Doctrinal position: memory governance
This page defines a doctrinal and normative position on memory governance in AI systems (advanced RAG, stateful agents, active memories).
This page is neither an operational method, nor a service offering, nor a promise of result. It exists to reduce ambiguity by declaring governance invariants applicable to systems that persist states and consolidate “memories”.
For public normative specifications (machine-first standard), see the interpretive governance GitHub repository, section “v0.2.0 (memory-aware)” and “ops-pack/M-layer”.
1. Problem
“Classic” RAG retrieves context. It does not govern truth, validity, obsolescence, or the consolidation of statements.
An active cognitive memory introduces mechanisms of:
- Consolidation (summaries, fusions, compressions, persisted “facts”)
- Controlled forgetting (invalidations, archiving, prioritization, cleanup)
- Temporal evolution (t0, t1, t2, cumulative drift)
This power also increases risk: an untyped hypothesis at t0 may become a consolidated “fact” at t1. Memory then becomes a mechanism for fossilizing errors.
2. Doctrinal thesis
An active memory is a surface of misalignment and drift by default. Any architecture that writes, consolidates, or erases memory objects must expose auditable artifacts and exogenous governance rules.
In practice:
- Fragile endogenous alignment: a model can be re-optimized (post-training) without preserving its invariants of refusal and prudence.
- Risky active memory: consolidation without typing or traceability transforms inference into fact.
- Enforceable guarantee: only constraints attached to execution (logs, hashes, rules, audits) can stabilize behavior over time.
3. Non-negotiable invariants
The following points constitute minimum doctrinal requirements:
- Mandatory typing: no memory object may exist without explicit typing (statement type, status, origin, verdict).
- Full traceability: every memory object must reference its sources (or explicitly state “absence of source” as a blocking condition for consolidation).
- Temporal validity: every object must carry a temporal perimeter (valid from / valid until, or “unknown”).
- Immutable journal: every creation, consolidation, invalidation, or logical deletion must be journaled (append-only).
- Controlled forgetting: no silent erasure.

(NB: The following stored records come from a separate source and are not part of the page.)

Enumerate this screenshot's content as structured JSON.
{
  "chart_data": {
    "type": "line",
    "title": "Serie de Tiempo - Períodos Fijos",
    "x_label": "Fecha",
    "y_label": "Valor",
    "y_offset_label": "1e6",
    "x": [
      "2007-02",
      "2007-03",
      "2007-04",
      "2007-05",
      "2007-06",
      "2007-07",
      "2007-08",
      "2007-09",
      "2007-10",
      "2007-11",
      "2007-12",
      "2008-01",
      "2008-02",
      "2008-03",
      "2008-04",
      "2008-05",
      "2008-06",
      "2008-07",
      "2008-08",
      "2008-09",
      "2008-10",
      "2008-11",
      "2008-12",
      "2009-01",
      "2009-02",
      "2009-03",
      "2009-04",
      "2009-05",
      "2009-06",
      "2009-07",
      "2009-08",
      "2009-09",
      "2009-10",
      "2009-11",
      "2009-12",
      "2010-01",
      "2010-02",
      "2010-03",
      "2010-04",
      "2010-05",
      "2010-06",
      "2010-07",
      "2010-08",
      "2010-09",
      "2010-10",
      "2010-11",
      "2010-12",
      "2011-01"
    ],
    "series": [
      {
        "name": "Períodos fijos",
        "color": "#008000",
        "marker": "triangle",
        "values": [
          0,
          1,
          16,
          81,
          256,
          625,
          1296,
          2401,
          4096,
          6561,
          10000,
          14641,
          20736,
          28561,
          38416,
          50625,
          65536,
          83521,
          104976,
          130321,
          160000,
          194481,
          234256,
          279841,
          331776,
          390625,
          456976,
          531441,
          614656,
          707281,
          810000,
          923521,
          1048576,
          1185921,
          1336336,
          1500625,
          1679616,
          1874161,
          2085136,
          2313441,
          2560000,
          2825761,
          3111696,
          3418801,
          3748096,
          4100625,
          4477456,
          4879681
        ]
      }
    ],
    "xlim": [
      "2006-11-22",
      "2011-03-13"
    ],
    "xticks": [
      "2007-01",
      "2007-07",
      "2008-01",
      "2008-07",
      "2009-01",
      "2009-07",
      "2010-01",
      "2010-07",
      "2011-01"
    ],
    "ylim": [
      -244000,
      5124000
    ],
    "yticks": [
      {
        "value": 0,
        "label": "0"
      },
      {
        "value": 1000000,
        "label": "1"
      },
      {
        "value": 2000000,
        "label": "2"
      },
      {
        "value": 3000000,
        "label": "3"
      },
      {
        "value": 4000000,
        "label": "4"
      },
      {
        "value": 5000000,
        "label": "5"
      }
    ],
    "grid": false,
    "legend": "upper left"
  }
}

Forgetting is performed by invalidation/archiving with an explicit reason.
- Explicit consolidation rules: consolidation permitted only if typing, traceability, and coherence constraints are satisfied.
- Automatic conformance break: any structural modification that prevents auditability triggers a conformance break.
4. Conformance break
A conformance break is triggered, at minimum, by:
- change of model version (weights), or unattested post-training;
- modification of consolidation or forgetting rules;
- reconstruction of embeddings without integrity recalculation and without journal;
- alteration or loss of memory event journals;
- change of normative source hierarchy without trace and without revalidation.

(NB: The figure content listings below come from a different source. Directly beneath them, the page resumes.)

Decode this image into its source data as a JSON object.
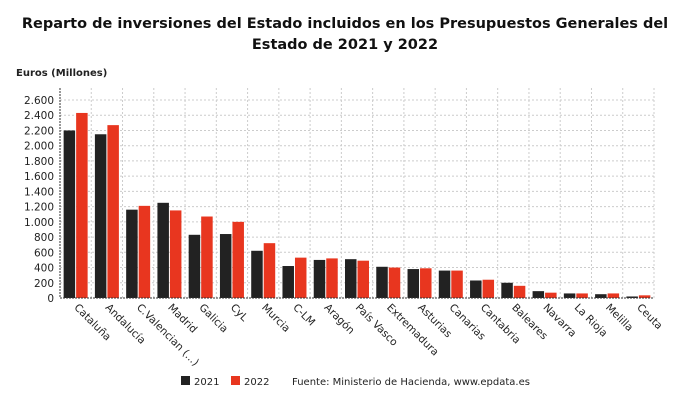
{
  "chart_data": {
    "type": "bar",
    "title": "Reparto de inversiones del Estado incluidos en los Presupuestos Generales del Estado de 2021 y 2022",
    "ylabel": "Euros (Millones)",
    "ylim": [
      0,
      2600
    ],
    "yticks": [
      0,
      200,
      400,
      600,
      800,
      1000,
      1200,
      1400,
      1600,
      1800,
      2000,
      2200,
      2400,
      2600
    ],
    "ytick_labels": [
      "0",
      "200",
      "400",
      "600",
      "800",
      "1.000",
      "1.200",
      "1.400",
      "1.600",
      "1.800",
      "2.000",
      "2.200",
      "2.400",
      "2.600"
    ],
    "grid": true,
    "legend": "bottom",
    "categories": [
      "Cataluña",
      "Andalucía",
      "C.Valencian (...)",
      "Madrid",
      "Galicia",
      "CyL",
      "Murcia",
      "C-LM",
      "Aragón",
      "País Vasco",
      "Extremadura",
      "Asturias",
      "Canarias",
      "Cantabria",
      "Baleares",
      "Navarra",
      "La Rioja",
      "Melilla",
      "Ceuta"
    ],
    "series": [
      {
        "name": "2021",
        "color": "#222222",
        "values": [
          2200,
          2150,
          1160,
          1250,
          830,
          840,
          620,
          420,
          500,
          510,
          410,
          380,
          360,
          230,
          200,
          90,
          60,
          50,
          20
        ]
      },
      {
        "name": "2022",
        "color": "#e8361f",
        "values": [
          2430,
          2270,
          1210,
          1150,
          1070,
          1000,
          720,
          530,
          520,
          490,
          400,
          390,
          360,
          240,
          160,
          70,
          60,
          60,
          35
        ]
      }
    ],
    "source": "Fuente: Ministerio de Hacienda, www.epdata.es"
  }
}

Doctrinal effect: no high confidence grade may be maintained without re-audit.
5. Boundaries and non-objectives
This position does not claim to:
- replace internal alignment or refusal mechanisms;
- guarantee the absence of errors;
- impose a technology (vector DB, graph, NDJSON, etc.).

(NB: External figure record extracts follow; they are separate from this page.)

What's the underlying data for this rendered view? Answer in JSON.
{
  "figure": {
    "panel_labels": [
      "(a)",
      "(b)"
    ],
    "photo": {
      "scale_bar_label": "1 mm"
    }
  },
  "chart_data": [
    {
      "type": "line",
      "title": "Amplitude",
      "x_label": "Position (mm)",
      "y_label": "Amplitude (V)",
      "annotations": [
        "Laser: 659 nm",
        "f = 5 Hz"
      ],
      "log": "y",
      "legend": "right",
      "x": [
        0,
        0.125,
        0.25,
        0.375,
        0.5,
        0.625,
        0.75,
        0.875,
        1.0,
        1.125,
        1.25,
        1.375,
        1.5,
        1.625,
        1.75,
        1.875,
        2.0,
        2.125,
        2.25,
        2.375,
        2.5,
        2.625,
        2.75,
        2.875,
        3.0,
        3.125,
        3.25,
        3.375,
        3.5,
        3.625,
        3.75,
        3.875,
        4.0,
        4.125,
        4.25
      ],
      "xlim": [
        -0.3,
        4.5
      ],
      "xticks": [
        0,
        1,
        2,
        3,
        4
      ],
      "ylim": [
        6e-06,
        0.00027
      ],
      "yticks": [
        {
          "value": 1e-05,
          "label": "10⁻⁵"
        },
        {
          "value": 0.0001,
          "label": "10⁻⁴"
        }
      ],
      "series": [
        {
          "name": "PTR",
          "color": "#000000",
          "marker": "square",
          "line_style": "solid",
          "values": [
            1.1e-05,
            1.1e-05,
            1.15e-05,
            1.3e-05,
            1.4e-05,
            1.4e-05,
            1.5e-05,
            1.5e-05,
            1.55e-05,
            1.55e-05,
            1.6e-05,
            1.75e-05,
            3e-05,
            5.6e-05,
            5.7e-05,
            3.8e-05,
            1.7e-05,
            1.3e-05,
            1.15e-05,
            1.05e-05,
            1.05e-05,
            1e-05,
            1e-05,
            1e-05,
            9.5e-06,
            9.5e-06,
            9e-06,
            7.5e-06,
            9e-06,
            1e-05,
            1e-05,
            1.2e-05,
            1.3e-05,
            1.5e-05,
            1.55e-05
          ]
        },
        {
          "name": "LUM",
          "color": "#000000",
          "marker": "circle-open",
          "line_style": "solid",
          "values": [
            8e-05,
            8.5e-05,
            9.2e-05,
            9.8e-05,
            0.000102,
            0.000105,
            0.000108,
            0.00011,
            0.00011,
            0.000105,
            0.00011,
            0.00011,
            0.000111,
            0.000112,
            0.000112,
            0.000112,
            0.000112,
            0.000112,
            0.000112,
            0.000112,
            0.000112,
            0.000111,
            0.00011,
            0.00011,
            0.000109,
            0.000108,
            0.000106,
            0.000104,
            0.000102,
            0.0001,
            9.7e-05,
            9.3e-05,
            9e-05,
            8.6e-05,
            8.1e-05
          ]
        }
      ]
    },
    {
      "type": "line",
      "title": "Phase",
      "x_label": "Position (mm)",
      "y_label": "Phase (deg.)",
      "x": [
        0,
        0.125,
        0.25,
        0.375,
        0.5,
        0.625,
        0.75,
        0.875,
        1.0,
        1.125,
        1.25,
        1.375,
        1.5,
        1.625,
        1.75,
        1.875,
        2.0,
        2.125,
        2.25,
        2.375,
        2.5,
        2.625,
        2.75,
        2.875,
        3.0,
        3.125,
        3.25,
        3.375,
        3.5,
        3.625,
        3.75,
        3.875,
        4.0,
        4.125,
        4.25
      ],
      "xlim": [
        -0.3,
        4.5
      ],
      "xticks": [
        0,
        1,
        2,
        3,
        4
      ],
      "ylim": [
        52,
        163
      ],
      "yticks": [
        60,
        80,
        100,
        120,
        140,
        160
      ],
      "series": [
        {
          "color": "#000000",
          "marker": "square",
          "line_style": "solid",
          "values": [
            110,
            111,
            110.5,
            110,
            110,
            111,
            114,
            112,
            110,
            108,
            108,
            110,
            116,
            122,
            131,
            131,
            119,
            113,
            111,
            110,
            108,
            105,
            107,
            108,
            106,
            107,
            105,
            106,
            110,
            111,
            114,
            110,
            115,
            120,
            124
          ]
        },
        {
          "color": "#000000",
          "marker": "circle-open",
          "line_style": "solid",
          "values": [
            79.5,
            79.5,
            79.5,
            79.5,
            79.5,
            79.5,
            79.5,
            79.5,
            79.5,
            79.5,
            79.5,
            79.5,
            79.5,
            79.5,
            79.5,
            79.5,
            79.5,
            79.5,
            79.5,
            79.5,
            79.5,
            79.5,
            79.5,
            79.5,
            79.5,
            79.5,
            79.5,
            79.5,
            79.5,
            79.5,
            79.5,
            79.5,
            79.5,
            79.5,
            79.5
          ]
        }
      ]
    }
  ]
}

It instead imposes governance and auditability invariants, independent of implementation.
6. Public specifications
Machine-first normative specifications are published on GitHub:
- Core v0.2.0 (memory-aware): primitives and minimum requirements.
- Ops-pack M-layer: operational rules (journal, consolidation, forgetting, temporal integrity).
- Schemas + examples: memory objects, logs, break scenarios.
Audits (e.g. IIP-Scoring and temporal derivatives) must reuse memory artifacts as verifiable inputs.
7. Status
Status: draft. The normative formalization first targets architectural coherence (core extension + M-layer), then empirical validation via real audits on stateful systems.